Inside the Pentagon, after showing a military ID, I turned right on the E-ring and walked a short distance down a busy corridor. The portraits of American military immortals—Sheridan and Stuart, Halsey and Spruance, Ridgway and Stilwell—looked out from the walls.
Shortly after passing the offices of the Chairman of the Joint Chiefs of Staff, I hung a left onto corridor 8. If you miss this junction you will end up sometime later at the Mall Entrance. These rings and corridors wind around for seventeen miles and it’s easy to get lost in them. I had learned this the hard way a few years earlier when I was getting Delta off the drawing board.
A little way down the corridor, past portraits of former Chairmen—Admirals Radford and Moorer, Air Force Generals Twining and Brown, Army Generals Bradley, Lemnitzer, Taylor, and Wheeler—there is a closed door which opens into the Special Operations Division of the JCS.
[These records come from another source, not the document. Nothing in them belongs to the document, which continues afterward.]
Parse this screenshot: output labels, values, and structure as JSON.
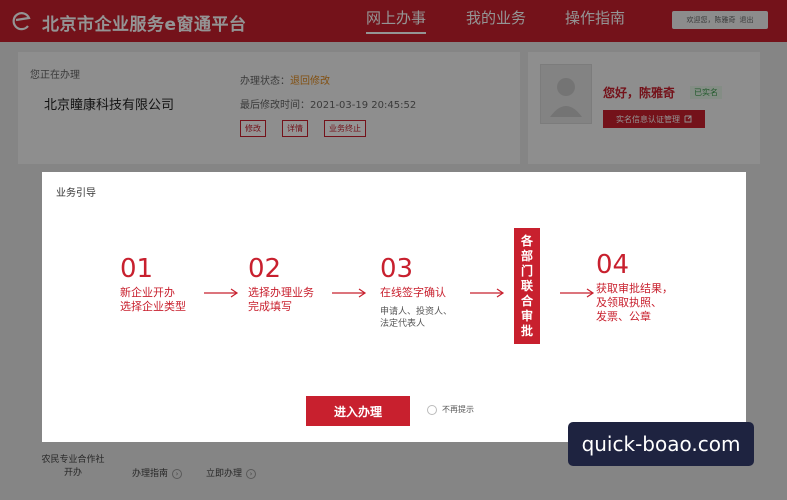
{
  "header": {
    "app_title": "北京市企业服务e窗通平台",
    "nav": [
      "网上办事",
      "我的业务",
      "操作指南"
    ],
    "active_nav": "网上办事",
    "user_greeting": "欢迎您，陈雅奇",
    "logout": "退出"
  },
  "current_task": {
    "heading": "您正在办理",
    "company": "北京瞳康科技有限公司",
    "status_label": "办理状态：",
    "status_value": "退回修改",
    "modified_label": "最后修改时间：",
    "modified_value": "2021-03-19 20:45:52",
    "buttons": [
      "修改",
      "详情",
      "业务终止"
    ]
  },
  "profile": {
    "greeting": "您好，陈雅奇",
    "verified": "已实名",
    "verify_button": "实名信息认证管理"
  },
  "bottom": {
    "item_name": "农民专业合作社开办",
    "guide": "办理指南",
    "immediate": "立即办理"
  },
  "modal": {
    "title": "业务引导",
    "steps": [
      {
        "num": "01",
        "text": [
          "新企业开办",
          "选择企业类型"
        ],
        "sub": []
      },
      {
        "num": "02",
        "text": [
          "选择办理业务",
          "完成填写"
        ],
        "sub": []
      },
      {
        "num": "03",
        "text": [
          "在线签字确认"
        ],
        "sub": [
          "申请人、投资人、",
          "法定代表人"
        ]
      },
      {
        "num": "04",
        "text": [
          "获取审批结果，",
          "及领取执照、",
          "发票、公章"
        ],
        "sub": []
      }
    ],
    "dept_chars": [
      "各",
      "部",
      "门",
      "联",
      "合",
      "审",
      "批"
    ],
    "enter_button": "进入办理",
    "no_remind": "不再提示"
  },
  "watermark": "quick-boao.com",
  "colors": {
    "brand_red": "#c8202e",
    "status_orange": "#e08a1e"
  }
}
On entering this large room I noticed six times as many people and more activity than I’d ever seen before. A lot of paper was moving around. I heard typewriters, telephone bells, and the murmur-murmur of a dozen conversations. Small groups of action officers huddled together and I began to hear, like a siren above city traffic, the word “Delta.”
“We can infiltrate Delta by foot…”
“Delta can be dropped in…”
People I’d never seen before were talking about Delta the way they talked about the Washington Redskins. Buckshot was correct. There was a lot of activity being generated in this division. I saw a lot of new faces. The key, of course, was to identify who amongst them were credible and who weren’t.
I worked my way into the office of the Director of Special Operations, Col. Larry Stearns.
“Come in, Charlie, and shut the door.” That was General Meyer. I looked around and saw two other general officers standing there. Gen. Glenn Otis was one of them. He was General Meyer’s DCSOPS. The other one, Maj. Gen. James Vaught. He had visited Delta at an earlier time and, because of the slow way he had of speaking and the way he chewed on his words, some of the troops called him “The Neanderthal Man.” I knew him fairly well. I was going to get to know him much better.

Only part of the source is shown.